Cristalizações recria o quadro do trabalho dos calceteiros a que o sujeito poético


assiste. O título do poema está relacionado com o brilho da luz nos charcos, cujos
reflexos parecem cristais.
O título deste poema poderia ser "Num Bairro Proletário", como contraponto a "Num
Bairro Moderno". Enquanto neste último o sujeito poético nos conduz através de um
bairro burguês com as suas casas apalaçadas e os seus mordomos, em "Cristalizações",
deambulamos por entre "Uns barracões de gente pobrezita / E uns quintalórios velhos
com parreiras" que se situam nuns "sítios suburbanos, reles!"
Porém, não é apenas este aspecto que aproxima dois poemas que retratam espaços
citadinos tão diametralmente opostos. Também a oposição real / fuga imaginativa está
presente nos dois textos.
Tendo em conta esta oposição, é possível delimitar em "Cristalizações" dois níveis
narrativos diferentes:

 o do real (estrofes 1, 2, 3, 4, 5, 6, 7, 8, 9, 10, 11, 12, 13, 14, 15, 16, 17, 18, 19,
20);
 o da imaginação (estrofes 7 - versos 2, 3, 4 - 13).

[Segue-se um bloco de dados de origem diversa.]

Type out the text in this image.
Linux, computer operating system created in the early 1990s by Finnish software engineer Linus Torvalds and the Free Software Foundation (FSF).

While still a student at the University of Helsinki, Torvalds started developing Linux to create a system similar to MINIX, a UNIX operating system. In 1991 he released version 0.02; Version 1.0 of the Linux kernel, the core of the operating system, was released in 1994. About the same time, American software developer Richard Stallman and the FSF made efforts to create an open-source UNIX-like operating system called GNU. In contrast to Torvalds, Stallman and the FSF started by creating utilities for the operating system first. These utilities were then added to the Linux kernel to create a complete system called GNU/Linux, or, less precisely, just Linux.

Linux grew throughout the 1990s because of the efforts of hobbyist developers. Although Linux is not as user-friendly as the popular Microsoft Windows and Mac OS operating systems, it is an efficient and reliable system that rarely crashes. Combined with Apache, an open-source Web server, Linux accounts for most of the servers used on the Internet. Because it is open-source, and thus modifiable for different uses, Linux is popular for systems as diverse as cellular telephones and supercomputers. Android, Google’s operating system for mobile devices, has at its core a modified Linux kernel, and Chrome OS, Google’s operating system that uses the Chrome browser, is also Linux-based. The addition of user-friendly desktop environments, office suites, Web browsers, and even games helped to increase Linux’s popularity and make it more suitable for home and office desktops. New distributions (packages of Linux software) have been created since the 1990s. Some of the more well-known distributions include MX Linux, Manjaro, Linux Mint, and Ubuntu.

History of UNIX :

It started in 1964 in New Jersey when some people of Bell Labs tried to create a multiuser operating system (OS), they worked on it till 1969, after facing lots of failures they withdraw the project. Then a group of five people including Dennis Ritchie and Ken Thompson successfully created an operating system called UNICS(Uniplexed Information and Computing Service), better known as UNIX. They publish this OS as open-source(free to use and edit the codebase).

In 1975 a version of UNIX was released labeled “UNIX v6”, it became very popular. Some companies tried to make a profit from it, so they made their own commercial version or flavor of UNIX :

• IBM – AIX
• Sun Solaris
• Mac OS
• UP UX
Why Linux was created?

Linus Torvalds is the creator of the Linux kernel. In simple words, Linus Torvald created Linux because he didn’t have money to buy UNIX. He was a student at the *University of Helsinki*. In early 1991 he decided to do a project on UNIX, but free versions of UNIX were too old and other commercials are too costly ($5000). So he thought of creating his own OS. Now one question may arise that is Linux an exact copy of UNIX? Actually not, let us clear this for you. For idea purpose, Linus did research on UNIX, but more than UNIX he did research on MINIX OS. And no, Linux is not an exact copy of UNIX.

No domínio do real, pontuam diversas personagens - os calceteiros, as varinas e a


"actrizita" -, assumindo os calceteiros o estatuto de personagem principal
Com efeito, todo o poema é um hino a estes trabalhadores que abandonaram as
lezírias, os montados, as planícies, as montanhas para com "os grossos maços"
partirem a pedra "com que outros" fazem a calçada. Trata-se de um trabalho duro,
moroso, ininterrupto - "(...) E os rapagões morosos, duros, baços, / Cuja coluna nunca
se endireita"; "Homens de carga! Assim as bestas vão curvadas! / Que vida tão
custosa!") - realizado ao frio, "nesse rude mês, que não consente as flores", nesse
"Dezembro enérgico, sucinto".
De repente, cortando o ritmo de trabalho daqueles homens fortes, rudes - "bovinos,
másculos, ossudos" - e brutos - "Como animais comuns", surge uma actrizita com
"pezinhos de cabra" cuja presença desassossega aqueles trabalhadores que a encaram
"sanguínea, brutamente".
No entanto, "O demonico arrisca-se, atravessa /Covas, entulhos, lamaçais depressa",
continuando o seu caminho.
O posicionamento do sujeito poético face aos calceteiros, embora lhes reconheça
aspectos quase que animalescos, é de uma empenhada solidariedade bem patente,
quando na estrofe 13, transforma as nódoas de vinho em medalhas, as camisas em
bandeiras e os suspensórios numa cruz - metáfora do sofrimento de Cristo, na cruz.
Este poema é talvez aquele em que a descrição sensorial do real se torna mais
evidente, através do uso de:

 sinestesias - "Vibra uma imensa claridade crua"

 sensações visuais - "E as poças de água, como em chão vidrento, / reflectem a


molhada casaria"

 sensações auditivas - "Disseminadas, gritam as peixeiras", "E o ferro e a pedra -


que união sonora!"

 sensações tácteis - "Faz frio"

 sensações olfactivas "Cheira-me a fogo, a sílex, a ferrugem"


 sensações gustativas - "Sabe-me a campo, a lenha, a agricultura"

 vocabulário expressivo - "O céu renova a tinta corredia"

 metáforas - "E os charcos brilham tanto, que eu diria / Ter ante mim lagoas de
brilhantes!"

O próprio sujeito poético reitera esse carácter sensorial do texto ao afirmar "Lavo,
refresco, limpo os meus sentidos. / E tangem-me excitados, sacudidos, / O tacto, a
vista, o ouvido, o gosto, o olfacto!"